Pendant des années, j’ai consulté de nombreux·ses professionnel·les et exploré différentes approches, sans trouver de réel soulagement. Ce n’est qu’en 2020, à l’âge de 30 ans, alors que j’attendais mon premier enfant, que j’ai compris que je vivais avec le TOC du couple, et que j’ai trouvé un praticien spécialisé. Mon quotidien était totalement envahi par les compulsions mentales et une angoisse constante.
Le diagnostic a marqué le début d’un long parcours thérapeutique exigeant et souvent décourageant. J’ai engagé un travail approfondi en thérapie sur plusieurs années, et me suis formée pour mieux connaître et gérer mon trouble. Ce chemin, non linéaire, m’a permis de retrouver progressivement de l’espace psychique et une stabilité durable. Aujourd’hui, je suis en rémission.
C’est en commençant à aller mieux que l’envie de mettre mon expérience au service des autres est devenue évidente : dans un contexte où les TOC sont largement méconnus et les aides bien trop rares, accompagner d’autres personnes en souffrance a fait sens et a constitué un moteur important dans ma propre rémission.
Aujourd’hui, ce parcours constitue le socle de ma posture de pair‑aidante.
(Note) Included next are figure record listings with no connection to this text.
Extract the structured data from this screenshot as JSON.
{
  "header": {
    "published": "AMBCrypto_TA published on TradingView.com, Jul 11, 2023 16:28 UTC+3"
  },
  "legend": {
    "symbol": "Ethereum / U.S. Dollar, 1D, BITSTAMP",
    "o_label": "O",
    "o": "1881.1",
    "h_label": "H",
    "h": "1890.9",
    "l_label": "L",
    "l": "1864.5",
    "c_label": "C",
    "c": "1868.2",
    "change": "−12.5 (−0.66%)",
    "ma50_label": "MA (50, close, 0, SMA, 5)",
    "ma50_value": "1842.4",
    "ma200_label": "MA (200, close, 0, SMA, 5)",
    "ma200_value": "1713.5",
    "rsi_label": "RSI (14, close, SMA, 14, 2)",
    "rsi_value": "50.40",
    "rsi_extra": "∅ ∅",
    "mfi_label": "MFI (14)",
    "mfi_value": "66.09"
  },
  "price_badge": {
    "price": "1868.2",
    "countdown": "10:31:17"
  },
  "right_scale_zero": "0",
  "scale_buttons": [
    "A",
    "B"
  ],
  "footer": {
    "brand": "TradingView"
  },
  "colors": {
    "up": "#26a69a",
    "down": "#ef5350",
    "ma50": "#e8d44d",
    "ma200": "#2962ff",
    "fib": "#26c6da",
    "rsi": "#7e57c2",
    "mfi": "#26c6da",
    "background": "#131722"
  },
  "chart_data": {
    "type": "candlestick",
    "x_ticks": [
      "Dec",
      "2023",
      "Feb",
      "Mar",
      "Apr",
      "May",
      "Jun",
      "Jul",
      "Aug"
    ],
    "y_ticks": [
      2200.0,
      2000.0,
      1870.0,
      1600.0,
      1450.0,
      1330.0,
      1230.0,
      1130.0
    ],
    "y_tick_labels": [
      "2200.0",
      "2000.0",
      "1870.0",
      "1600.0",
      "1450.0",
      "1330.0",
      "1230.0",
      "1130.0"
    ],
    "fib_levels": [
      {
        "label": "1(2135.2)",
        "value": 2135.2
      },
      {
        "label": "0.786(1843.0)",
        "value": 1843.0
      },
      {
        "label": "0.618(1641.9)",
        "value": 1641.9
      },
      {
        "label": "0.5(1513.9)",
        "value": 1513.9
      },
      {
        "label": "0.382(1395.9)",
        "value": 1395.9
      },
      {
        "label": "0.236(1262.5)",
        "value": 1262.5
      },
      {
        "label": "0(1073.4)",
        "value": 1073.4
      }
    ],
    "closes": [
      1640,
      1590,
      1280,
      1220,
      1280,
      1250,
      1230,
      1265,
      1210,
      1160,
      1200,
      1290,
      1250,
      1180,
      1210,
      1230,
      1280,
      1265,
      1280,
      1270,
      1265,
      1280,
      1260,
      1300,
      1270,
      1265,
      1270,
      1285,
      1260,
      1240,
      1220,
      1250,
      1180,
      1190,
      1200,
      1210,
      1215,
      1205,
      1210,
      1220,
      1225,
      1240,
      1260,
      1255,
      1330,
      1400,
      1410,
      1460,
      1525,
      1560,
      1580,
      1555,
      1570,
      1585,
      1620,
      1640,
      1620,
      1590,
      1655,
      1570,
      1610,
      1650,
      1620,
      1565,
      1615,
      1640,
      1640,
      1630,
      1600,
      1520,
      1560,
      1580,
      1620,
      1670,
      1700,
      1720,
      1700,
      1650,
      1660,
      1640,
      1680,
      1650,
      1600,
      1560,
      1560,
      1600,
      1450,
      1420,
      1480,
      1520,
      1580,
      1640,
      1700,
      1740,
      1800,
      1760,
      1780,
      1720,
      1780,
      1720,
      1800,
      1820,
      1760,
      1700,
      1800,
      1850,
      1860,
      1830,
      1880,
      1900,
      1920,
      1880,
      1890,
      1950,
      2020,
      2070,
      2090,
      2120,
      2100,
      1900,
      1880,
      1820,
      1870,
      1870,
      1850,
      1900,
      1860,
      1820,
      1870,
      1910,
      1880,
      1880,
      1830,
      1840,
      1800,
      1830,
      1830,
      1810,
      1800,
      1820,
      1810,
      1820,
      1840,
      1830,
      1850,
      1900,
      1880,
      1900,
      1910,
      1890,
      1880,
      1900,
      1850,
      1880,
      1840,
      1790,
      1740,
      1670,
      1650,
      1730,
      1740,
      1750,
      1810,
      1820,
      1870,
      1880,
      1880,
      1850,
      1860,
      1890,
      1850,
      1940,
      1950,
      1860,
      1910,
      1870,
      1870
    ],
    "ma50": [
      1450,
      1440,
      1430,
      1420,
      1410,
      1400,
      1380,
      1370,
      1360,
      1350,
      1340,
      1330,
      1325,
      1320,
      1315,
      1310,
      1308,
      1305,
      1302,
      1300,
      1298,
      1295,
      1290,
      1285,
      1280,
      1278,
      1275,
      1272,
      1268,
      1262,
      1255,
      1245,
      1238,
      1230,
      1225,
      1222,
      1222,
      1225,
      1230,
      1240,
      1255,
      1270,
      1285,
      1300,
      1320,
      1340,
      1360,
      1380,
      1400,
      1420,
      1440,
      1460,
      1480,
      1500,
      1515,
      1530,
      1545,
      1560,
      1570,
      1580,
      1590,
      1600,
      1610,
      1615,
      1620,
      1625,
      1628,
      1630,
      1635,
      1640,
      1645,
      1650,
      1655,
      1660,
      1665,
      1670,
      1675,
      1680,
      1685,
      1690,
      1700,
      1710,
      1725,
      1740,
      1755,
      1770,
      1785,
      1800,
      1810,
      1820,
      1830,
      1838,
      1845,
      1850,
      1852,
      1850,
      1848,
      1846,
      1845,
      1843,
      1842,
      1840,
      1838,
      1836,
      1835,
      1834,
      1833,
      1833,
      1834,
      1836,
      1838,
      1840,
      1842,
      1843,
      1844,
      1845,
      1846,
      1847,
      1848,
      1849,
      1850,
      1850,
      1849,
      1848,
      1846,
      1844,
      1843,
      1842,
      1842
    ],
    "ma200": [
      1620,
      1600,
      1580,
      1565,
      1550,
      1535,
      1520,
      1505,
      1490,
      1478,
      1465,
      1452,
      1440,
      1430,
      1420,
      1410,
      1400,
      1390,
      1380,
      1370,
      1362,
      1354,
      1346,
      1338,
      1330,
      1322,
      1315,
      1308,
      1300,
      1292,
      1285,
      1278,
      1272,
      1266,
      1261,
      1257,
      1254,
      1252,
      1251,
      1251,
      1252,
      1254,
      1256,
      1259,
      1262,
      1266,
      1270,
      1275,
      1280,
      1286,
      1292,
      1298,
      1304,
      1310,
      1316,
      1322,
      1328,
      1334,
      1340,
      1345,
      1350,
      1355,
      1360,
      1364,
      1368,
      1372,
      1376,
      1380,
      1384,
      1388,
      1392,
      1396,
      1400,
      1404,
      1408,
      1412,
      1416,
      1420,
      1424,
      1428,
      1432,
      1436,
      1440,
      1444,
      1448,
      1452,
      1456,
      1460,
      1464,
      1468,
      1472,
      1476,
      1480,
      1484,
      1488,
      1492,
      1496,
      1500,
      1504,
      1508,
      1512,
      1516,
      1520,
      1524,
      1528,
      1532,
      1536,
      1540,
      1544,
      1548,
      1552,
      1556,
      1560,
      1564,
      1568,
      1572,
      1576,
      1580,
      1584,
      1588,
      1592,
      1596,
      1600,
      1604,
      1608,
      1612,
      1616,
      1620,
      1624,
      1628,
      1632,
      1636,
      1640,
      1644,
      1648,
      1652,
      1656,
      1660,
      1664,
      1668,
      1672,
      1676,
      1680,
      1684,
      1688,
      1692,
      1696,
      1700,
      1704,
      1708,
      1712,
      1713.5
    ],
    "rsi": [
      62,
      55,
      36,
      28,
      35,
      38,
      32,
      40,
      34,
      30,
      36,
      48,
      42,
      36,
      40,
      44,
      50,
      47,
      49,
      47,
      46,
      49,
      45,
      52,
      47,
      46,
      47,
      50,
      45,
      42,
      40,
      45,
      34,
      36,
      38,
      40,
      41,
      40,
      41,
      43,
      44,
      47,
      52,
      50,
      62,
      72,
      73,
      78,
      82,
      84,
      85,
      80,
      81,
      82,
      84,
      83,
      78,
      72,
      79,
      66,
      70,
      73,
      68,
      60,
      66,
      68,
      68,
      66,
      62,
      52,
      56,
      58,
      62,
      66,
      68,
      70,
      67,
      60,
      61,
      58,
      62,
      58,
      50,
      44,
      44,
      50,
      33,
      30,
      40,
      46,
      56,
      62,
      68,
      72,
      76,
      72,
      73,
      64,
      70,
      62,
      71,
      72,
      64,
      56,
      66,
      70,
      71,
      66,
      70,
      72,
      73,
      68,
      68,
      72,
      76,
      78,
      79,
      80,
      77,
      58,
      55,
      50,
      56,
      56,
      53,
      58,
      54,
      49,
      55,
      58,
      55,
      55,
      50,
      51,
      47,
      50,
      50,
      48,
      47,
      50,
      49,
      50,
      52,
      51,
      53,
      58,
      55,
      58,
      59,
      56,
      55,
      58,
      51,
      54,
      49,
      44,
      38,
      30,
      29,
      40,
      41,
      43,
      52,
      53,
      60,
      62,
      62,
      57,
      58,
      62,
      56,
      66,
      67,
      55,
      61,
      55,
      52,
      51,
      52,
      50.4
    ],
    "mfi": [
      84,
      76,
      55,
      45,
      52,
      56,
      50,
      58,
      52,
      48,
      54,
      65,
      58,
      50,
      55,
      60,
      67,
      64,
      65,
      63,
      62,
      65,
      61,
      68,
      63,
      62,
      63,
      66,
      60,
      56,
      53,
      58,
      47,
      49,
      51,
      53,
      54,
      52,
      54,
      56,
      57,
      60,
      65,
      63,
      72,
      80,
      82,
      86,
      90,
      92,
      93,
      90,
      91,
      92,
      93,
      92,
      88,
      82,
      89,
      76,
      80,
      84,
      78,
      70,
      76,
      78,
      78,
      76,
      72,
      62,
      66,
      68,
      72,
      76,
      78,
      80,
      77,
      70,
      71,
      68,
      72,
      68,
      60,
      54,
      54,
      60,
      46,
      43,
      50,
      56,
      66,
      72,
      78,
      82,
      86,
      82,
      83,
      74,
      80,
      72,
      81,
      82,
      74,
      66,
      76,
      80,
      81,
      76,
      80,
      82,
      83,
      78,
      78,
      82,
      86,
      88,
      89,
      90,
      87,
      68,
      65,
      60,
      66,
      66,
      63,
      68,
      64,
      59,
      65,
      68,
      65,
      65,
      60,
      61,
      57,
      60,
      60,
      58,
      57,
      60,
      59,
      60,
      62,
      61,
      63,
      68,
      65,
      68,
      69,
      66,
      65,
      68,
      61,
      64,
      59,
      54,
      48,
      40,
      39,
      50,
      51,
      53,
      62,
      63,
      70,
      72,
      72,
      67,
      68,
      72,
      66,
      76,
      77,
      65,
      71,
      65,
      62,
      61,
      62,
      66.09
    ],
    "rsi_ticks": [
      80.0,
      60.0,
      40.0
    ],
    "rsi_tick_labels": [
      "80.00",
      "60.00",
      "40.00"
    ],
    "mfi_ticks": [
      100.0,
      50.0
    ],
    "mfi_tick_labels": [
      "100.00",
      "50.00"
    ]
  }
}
Traverser de l’intérieur les TOC mentaux, la confusion et la dépression qu’ils génèrent transforme profondément ma manière d’accompagner. Cela me permet, d’avoir une lecture sensible de ce que vivent les personnes concernées, sans jamais juger la confession de leurs pensées, et en considérant leur souffrance sans la condamner ni la dramatiser.